Pour sa première participation à des élections, le Parti Pirate français réalise un score très honorable avec un peu plus de 2 % des voix dans le fief UMP de la 10ème circonscription des Yvelines. Un résultat encourageant si l'on observe l'histoire du Parti Pirate suédois.

Pari gagné. « Il s’agit de notre première candidature, il y a trois semaines personne ne nous connaissait, et nous n’avons pas pu faire de distribution de tracts ou même d’affiches. Quel que soit le résultat, ce sera déjà un signal fort, et nous ne pourrons espérer que progresser par la suite« , avait prévenu avant le scrutin le candidat du Parti Pirate français, Maxime Rouquet. Dimanche, pour sa toute première expérience électorale, le Parti Pirate a obtenu 2,06 % des voix lors du premier tour des élections législatives partielles de la 10ème circonscription des Yvelines.

Un score pas si ridicule que cela celui si l’on observe que des partis historiquement très bien implantés dans le paysage politique national, comme le Front National (4,03 %) ou le Parti Communiste Français (4,72 %), ne sont pas si loin. Le Parti Pirate a obtenu 469 suffrages dans un scrutin qui n’a mobilisé que 23 % des électeurs inscrits, loin derrière les 9993 votes du candidat UMP Jean-Frédéric Poisson (43,92 %), ou les 4583 voix de l’écologiste Anny Poursinoff (20,15 %). Le Parti Socialiste n’a gagné que 12,44 % des voix avec 2829 bulletins de vote.

Le score du Parti Pirate est d’autant moins ridicule qu’il faut observer l’exemple suédois. Lors de sa première candidature, aux élections législatives de 2006, le Parti Pirate n’avait gagné que 0,6 % des voix. Trois années plus tard, aux élections européennes, ils ont réalisé un score de 7,1 %, suffisant pour envoyer leur tête de liste au Parlement Européen.

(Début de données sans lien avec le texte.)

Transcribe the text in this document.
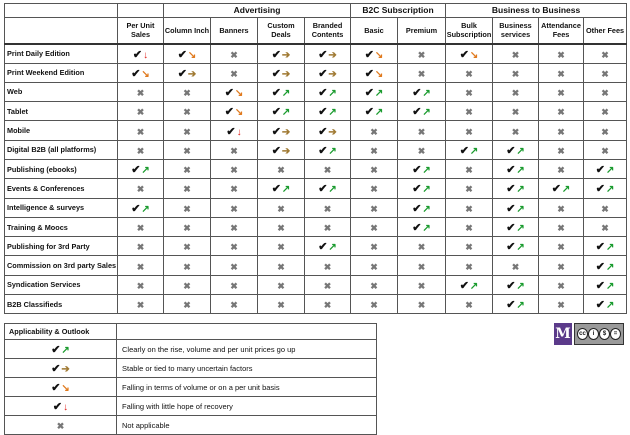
		Advertising				B2C Subscription		Business to Business			
	Per Unit Sales	Column Inch	Banners	Custom Deals	Branded Contents	Basic	Premium	Bulk Subscription	Business services	Attendance Fees	Other Fees
Print Daily Edition	✔↓	✔↘	✖	✔➔	✔➔	✔↘	✖	✔↘	✖	✖	✖
Print Weekend Edition	✔↘	✔➔	✖	✔➔	✔➔	✔↘	✖	✖	✖	✖	✖
Web	✖	✖	✔↘	✔↗	✔↗	✔↗	✔↗	✖	✖	✖	✖
Tablet	✖	✖	✔↘	✔↗	✔↗	✔↗	✔↗	✖	✖	✖	✖
Mobile	✖	✖	✔↓	✔➔	✔➔	✖	✖	✖	✖	✖	✖
Digital B2B (all platforms)	✖	✖	✖	✔➔	✔↗	✖	✖	✔↗	✔↗	✖	✖
Publishing (ebooks)	✔↗	✖	✖	✖	✖	✖	✔↗	✖	✔↗	✖	✔↗
Events & Conferences	✖	✖	✖	✔↗	✔↗	✖	✔↗	✖	✔↗	✔↗	✔↗
Intelligence & surveys	✔↗	✖	✖	✖	✖	✖	✔↗	✖	✔↗	✖	✖
Training & Moocs	✖	✖	✖	✖	✖	✖	✔↗	✖	✔↗	✖	✖
Publishing for 3rd Party	✖	✖	✖	✖	✔↗	✖	✖	✖	✔↗	✖	✔↗
Commission on 3rd party Sales	✖	✖	✖	✖	✖	✖	✖	✖	✖	✖	✔↗
Syndication Services	✖	✖	✖	✖	✖	✖	✖	✔↗	✔↗	✖	✔↗
B2B Classifieds	✖	✖	✖	✖	✖	✖	✖	✖	✔↗	✖	✔↗
Applicability & Outlook	
✔↗	Clearly on the rise, volume and per unit prices go up
✔➔	Stable or tied to many uncertain factors
✔↘	Falling in terms of volume or on a per unit basis
✔↓	Falling with little hope of recovery
✖	Not applicable
M	cc	i	$	=
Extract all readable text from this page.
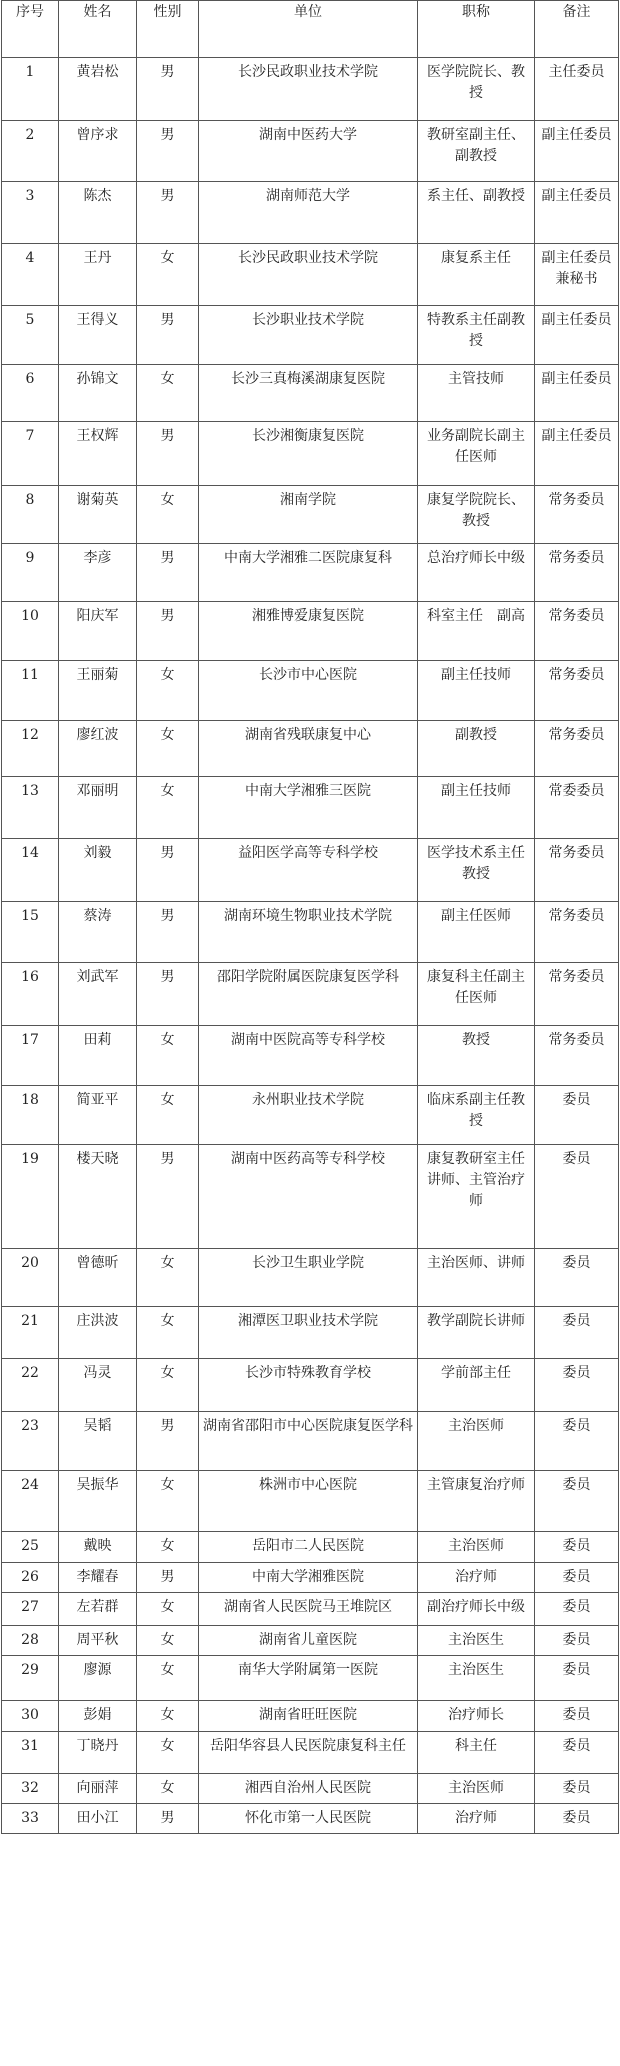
序号	姓名	性别	单位	职称	备注
1	黄岩松	男	长沙民政职业技术学院	医学院院长、教授	主任委员
2	曾序求	男	湖南中医药大学	教研室副主任、副教授	副主任委员
3	陈杰	男	湖南师范大学	系主任、副教授	副主任委员
4	王丹	女	长沙民政职业技术学院	康复系主任	副主任委员兼秘书
5	王得义	男	长沙职业技术学院	特教系主任副教授	副主任委员
6	孙锦文	女	长沙三真梅溪湖康复医院	主管技师	副主任委员
7	王权辉	男	长沙湘衡康复医院	业务副院长副主任医师	副主任委员
8	谢菊英	女	湘南学院	康复学院院长、教授	常务委员
9	李彦	男	中南大学湘雅二医院康复科	总治疗师长中级	常务委员
10	阳庆军	男	湘雅博爱康复医院	科室主任　副高	常务委员
11	王丽菊	女	长沙市中心医院	副主任技师	常务委员
12	廖红波	女	湖南省残联康复中心	副教授	常务委员
13	邓丽明	女	中南大学湘雅三医院	副主任技师	常委委员
14	刘毅	男	益阳医学高等专科学校	医学技术系主任　教授	常务委员
15	蔡涛	男	湖南环境生物职业技术学院	副主任医师	常务委员
16	刘武军	男	邵阳学院附属医院康复医学科	康复科主任副主任医师	常务委员
17	田莉	女	湖南中医院高等专科学校	教授	常务委员
18	简亚平	女	永州职业技术学院	临床系副主任教授	委员
19	楼天晓	男	湖南中医药高等专科学校	康复教研室主任　讲师、主管治疗师	委员
20	曾德昕	女	长沙卫生职业学院	主治医师、讲师	委员
21	庄洪波	女	湘潭医卫职业技术学院	教学副院长讲师	委员
22	冯灵	女	长沙市特殊教育学校	学前部主任	委员
23	吴韬	男	湖南省邵阳市中心医院康复医学科	主治医师	委员
24	吴振华	女	株洲市中心医院	主管康复治疗师	委员
25	戴映	女	岳阳市二人民医院	主治医师	委员
26	李耀春	男	中南大学湘雅医院	治疗师	委员
27	左若群	女	湖南省人民医院马王堆院区	副治疗师长中级	委员
28	周平秋	女	湖南省儿童医院	主治医生	委员
29	廖源	女	南华大学附属第一医院	主治医生	委员
30	彭娟	女	湖南省旺旺医院	治疗师长	委员
31	丁晓丹	女	岳阳华容县人民医院康复科主任	科主任	委员
32	向丽萍	女	湘西自治州人民医院	主治医师	委员
33	田小江	男	怀化市第一人民医院	治疗师	委员
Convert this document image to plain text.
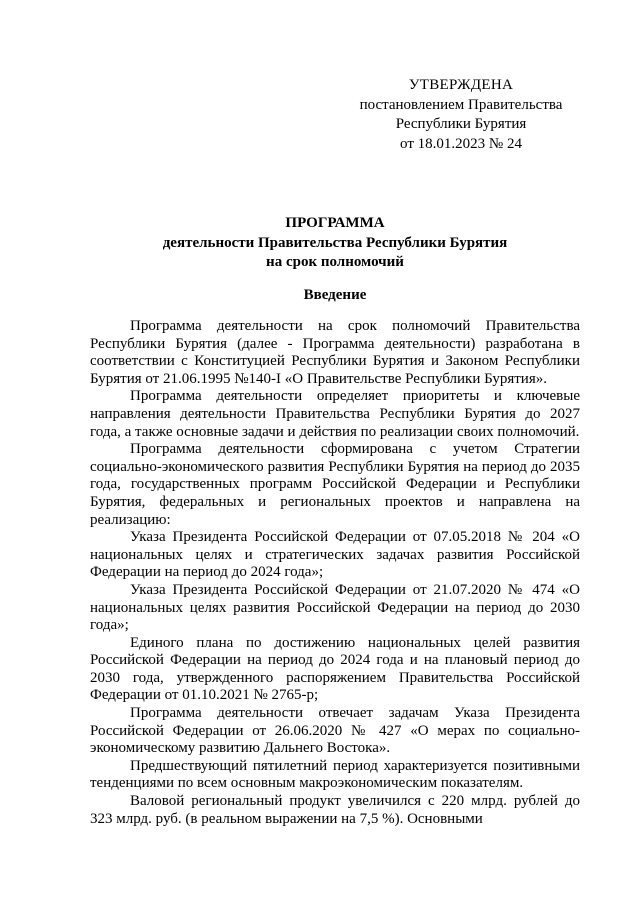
УТВЕРЖДЕНА
постановлением Правительства
Республики Бурятия
от 18.01.2023 № 24
ПРОГРАММА
деятельности Правительства Республики Бурятия
на срок полномочий
Введение

Программа деятельности на срок полномочий Правительства Республики Бурятия (далее - Программа деятельности) разработана в соответствии с Конституцией Республики Бурятия и Законом Республики Бурятия от 21.06.1995 №140-I «О Правительстве Республики Бурятия».

Программа деятельности определяет приоритеты и ключевые направления деятельности Правительства Республики Бурятия до 2027 года, а также основные задачи и действия по реализации своих полномочий.

Программа деятельности сформирована с учетом Стратегии социально-экономического развития Республики Бурятия на период до 2035 года, государственных программ Российской Федерации и Республики Бурятия, федеральных и региональных проектов и направлена на реализацию:

Указа Президента Российской Федерации от 07.05.2018 № 204 «О национальных целях и стратегических задачах развития Российской Федерации на период до 2024 года»;

Указа Президента Российской Федерации от 21.07.2020 № 474 «О национальных целях развития Российской Федерации на период до 2030 года»;

Единого плана по достижению национальных целей развития Российской Федерации на период до 2024 года и на плановый период до 2030 года, утвержденного распоряжением Правительства Российской Федерации от 01.10.2021 № 2765-р;

Программа деятельности отвечает задачам Указа Президента Российской Федерации от 26.06.2020 № 427 «О мерах по социально-экономическому развитию Дальнего Востока».

Предшествующий пятилетний период характеризуется позитивными тенденциями по всем основным макроэкономическим показателям.

Валовой региональный продукт увеличился с 220 млрд. рублей до 323 млрд. руб. (в реальном выражении на 7,5 %). Основными
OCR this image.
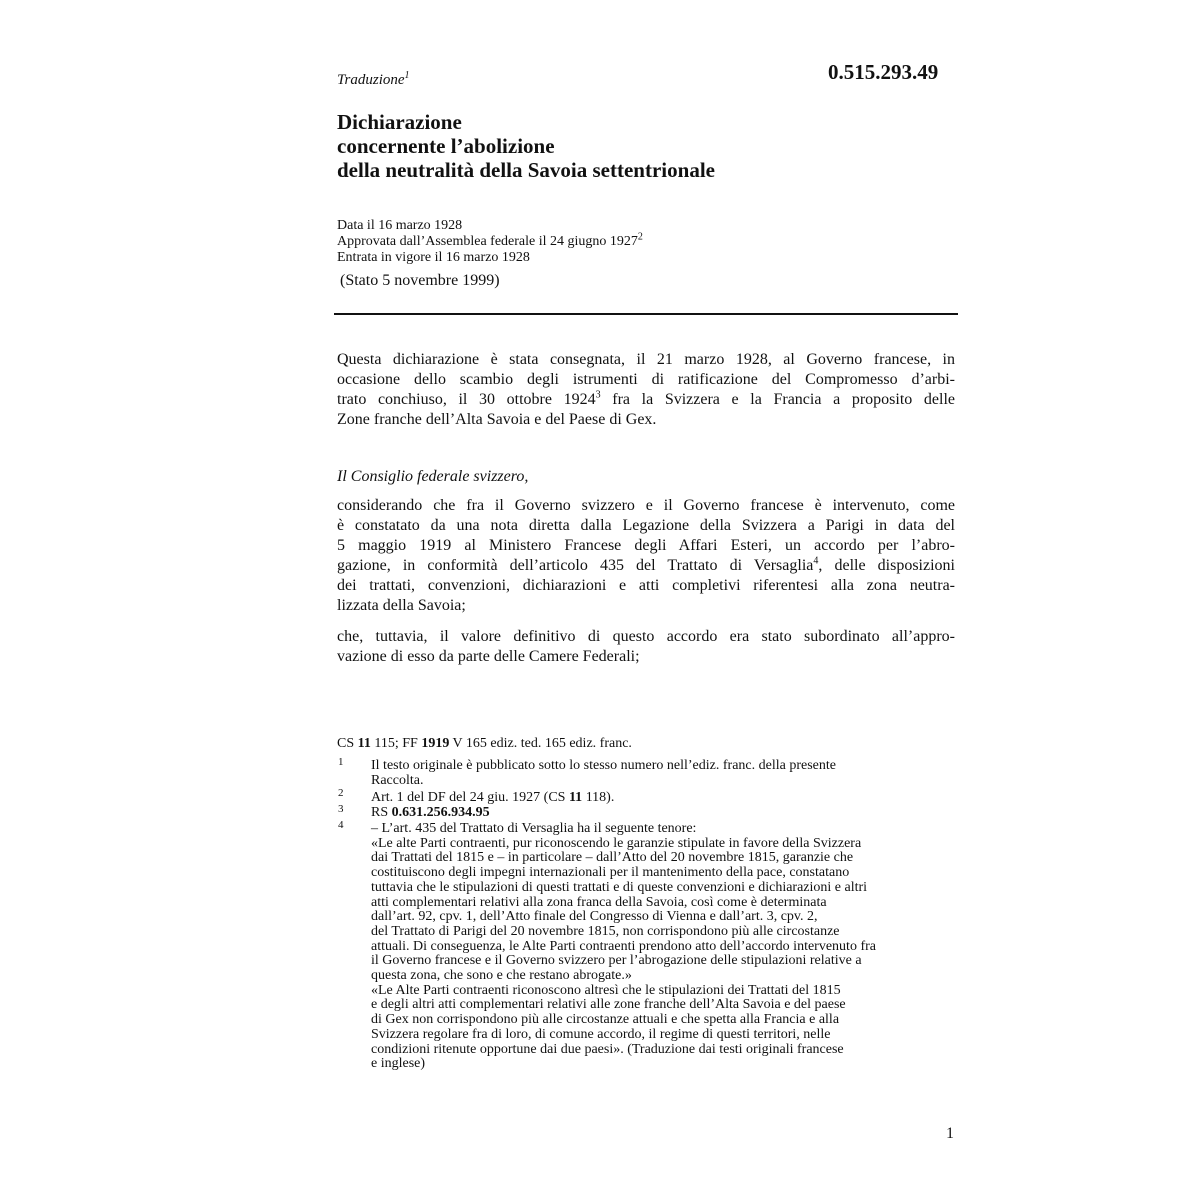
Traduzione$^1$	0.515.293.49
Dichiarazione
concernente l’abolizione
della neutralità della Savoia settentrionale
Data il 16 marzo 1928
Approvata dall’Assemblea federale il 24 giugno 1927$^2$
Entrata in vigore il 16 marzo 1928
(Stato 5 novembre 1999)
Questa dichiarazione è stata consegnata, il 21 marzo 1928, al Governo francese, in
occasione dello scambio degli istrumenti di ratificazione del Compromesso d’arbi-
trato conchiuso, il 30 ottobre 1924$^3$ fra la Svizzera e la Francia a proposito delle
Zone franche dell’Alta Savoia e del Paese di Gex.
Il Consiglio federale svizzero,
considerando che fra il Governo svizzero e il Governo francese è intervenuto, come
è constatato da una nota diretta dalla Legazione della Svizzera a Parigi in data del
5 maggio 1919 al Ministero Francese degli Affari Esteri, un accordo per l’abro-
gazione, in conformità dell’articolo 435 del Trattato di Versaglia$^4$, delle disposizioni
dei trattati, convenzioni, dichiarazioni e atti completivi riferentesi alla zona neutra-
lizzata della Savoia;
che, tuttavia, il valore definitivo di questo accordo era stato subordinato all’appro-
vazione di esso da parte delle Camere Federali;
CS 11 115; FF 1919 V 165 ediz. ted. 165 ediz. franc.
1 Il testo originale è pubblicato sotto lo stesso numero nell’ediz. franc. della presente
Raccolta.
2 Art. 1 del DF del 24 giu. 1927 (CS 11 118).
3 RS 0.631.256.934.95
4 – L’art. 435 del Trattato di Versaglia ha il seguente tenore:
«Le alte Parti contraenti, pur riconoscendo le garanzie stipulate in favore della Svizzera
dai Trattati del 1815 e – in particolare – dall’Atto del 20 novembre 1815, garanzie che
costituiscono degli impegni internazionali per il mantenimento della pace, constatano
tuttavia che le stipulazioni di questi trattati e di queste convenzioni e dichiarazioni e altri
atti complementari relativi alla zona franca della Savoia, così come è determinata
dall’art. 92, cpv. 1, dell’Atto finale del Congresso di Vienna e dall’art. 3, cpv. 2,
del Trattato di Parigi del 20 novembre 1815, non corrispondono più alle circostanze
attuali. Di conseguenza, le Alte Parti contraenti prendono atto dell’accordo intervenuto fra
il Governo francese e il Governo svizzero per l’abrogazione delle stipulazioni relative a
questa zona, che sono e che restano abrogate.»
«Le Alte Parti contraenti riconoscono altresì che le stipulazioni dei Trattati del 1815
e degli altri atti complementari relativi alle zone franche dell’Alta Savoia e del paese
di Gex non corrispondono più alle circostanze attuali e che spetta alla Francia e alla
Svizzera regolare fra di loro, di comune accordo, il regime di questi territori, nelle
condizioni ritenute opportune dai due paesi». (Traduzione dai testi originali francese
e inglese)
1
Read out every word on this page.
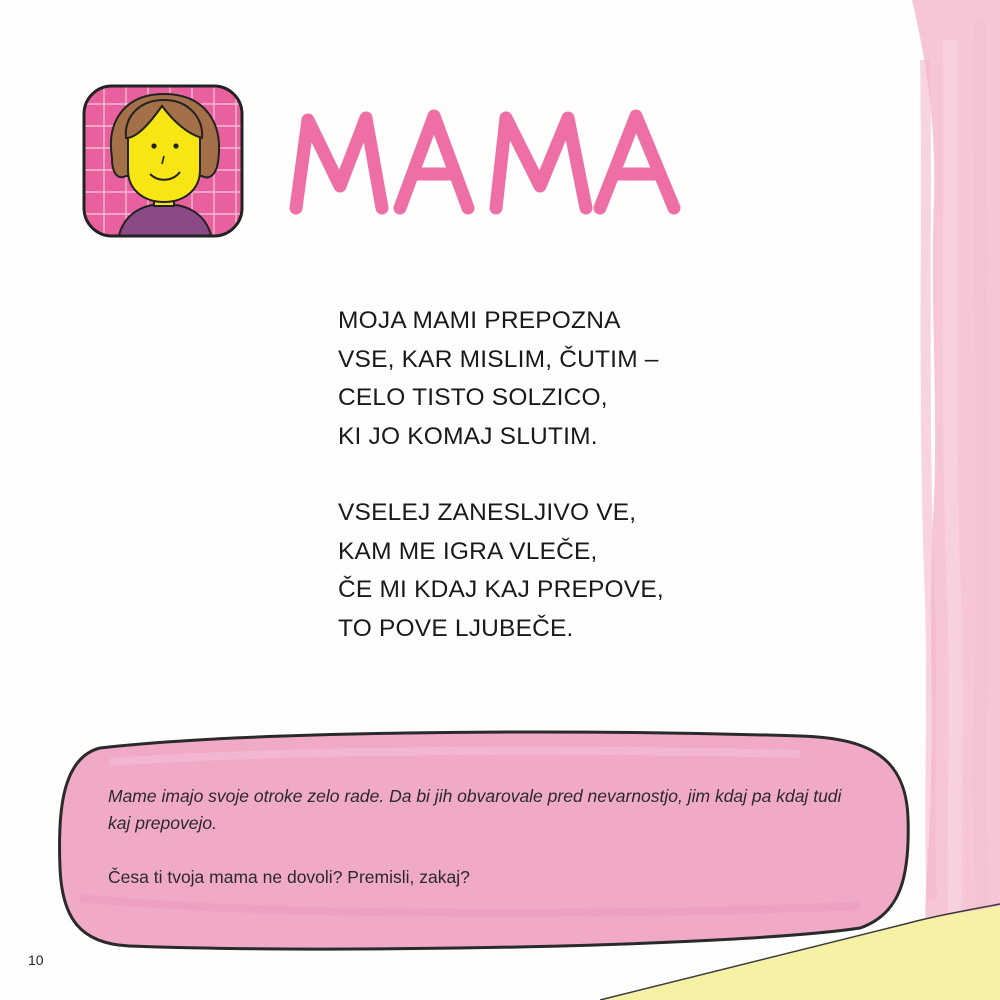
MOJA MAMI PREPOZNA
VSE, KAR MISLIM, ČUTIM –
CELO TISTO SOLZICO,
KI JO KOMAJ SLUTIM.
VSELEJ ZANESLJIVO VE,
KAM ME IGRA VLEČE,
ČE MI KDAJ KAJ PREPOVE,
TO POVE LJUBEČE.
Mame imajo svoje otroke zelo rade. Da bi jih obvarovale pred nevarnostjo, jim kdaj pa kdaj tudi kaj prepovejo.
Česa ti tvoja mama ne dovoli? Premisli, zakaj?
10
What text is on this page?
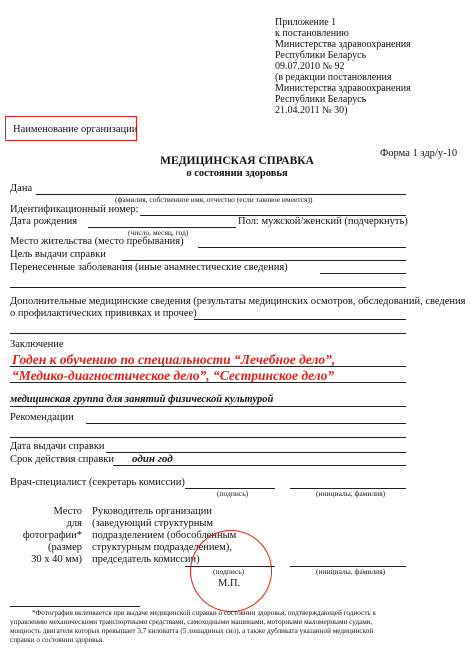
Приложение 1
к постановлению
Министерства здравоохранения
Республики Беларусь
09.07.2010 № 92
(в редакции постановления
Министерства здравоохранения
Республики Беларусь
21.04.2011 № 30)
Наименование организации
Форма 1 здр/у-10
МЕДИЦИНСКАЯ СПРАВКА
о состоянии здоровья
Дана
(фамилия, собственное имя, отчество (если таковое имеется))
Идентификационный номер:
Дата рождения	Пол: мужской/женский (подчеркнуть)
(число, месяц, год)
Место жительства (место пребывания)
Цель выдачи справки
Перенесенные заболевания (иные анамнестические сведения)
Дополнительные медицинские сведения (результаты медицинских осмотров, обследований, сведения
о профилактических прививках и прочее)
Заключение
Годен к обучению по специальности “Лечебное дело”,
“Медико-диагностическое дело”, “Сестринское дело”
медицинская группа для занятий физической культурой
Рекомендации
Дата выдачи справки
Срок действия справки один год
Врач-специалист (секретарь комиссии)
(подпись)	(инициалы, фамилия)
Место
для
фотографии*
(размер
30 х 40 мм)
Руководитель организации
(заведующий структурным
подразделением (обособленным
структурным подразделением),
председатель комиссии)
(подпись)	(инициалы, фамилия)
М.П.
*Фотография вклеивается при выдаче медицинской справки о состоянии здоровья, подтверждающей годность к
управлению механическими транспортными средствами, самоходными машинами, моторными маломерными судами,
мощность двигателя которых превышает 3,7 киловатта (5 лошадиных сил), а также дубликата указанной медицинской
справки о состоянии здоровья.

Pour réaliser cette fabuleuse ascension, le Parti Pirate suédois avait bénéficié d’un climat juridique et politique favorable avec le procès de The Pirate Bay, ce qu’a eu en partie le Parti Pirate français avec l’adoption de la loi Hadopi et le projet de loi Loppsi. Mais le Piratpartiet avait aussi et surtout fait montre d’une extraordinaire capacité à mobiliser sa base, à s’inviter dans les médias et à s’organiser avec un discours structuré et des représentants d’un très grand professionnalisme. Des qualités que le Parti Pirate français doit encore démontrer s’il veut se donner les meilleures chances pour les législatives de 2012.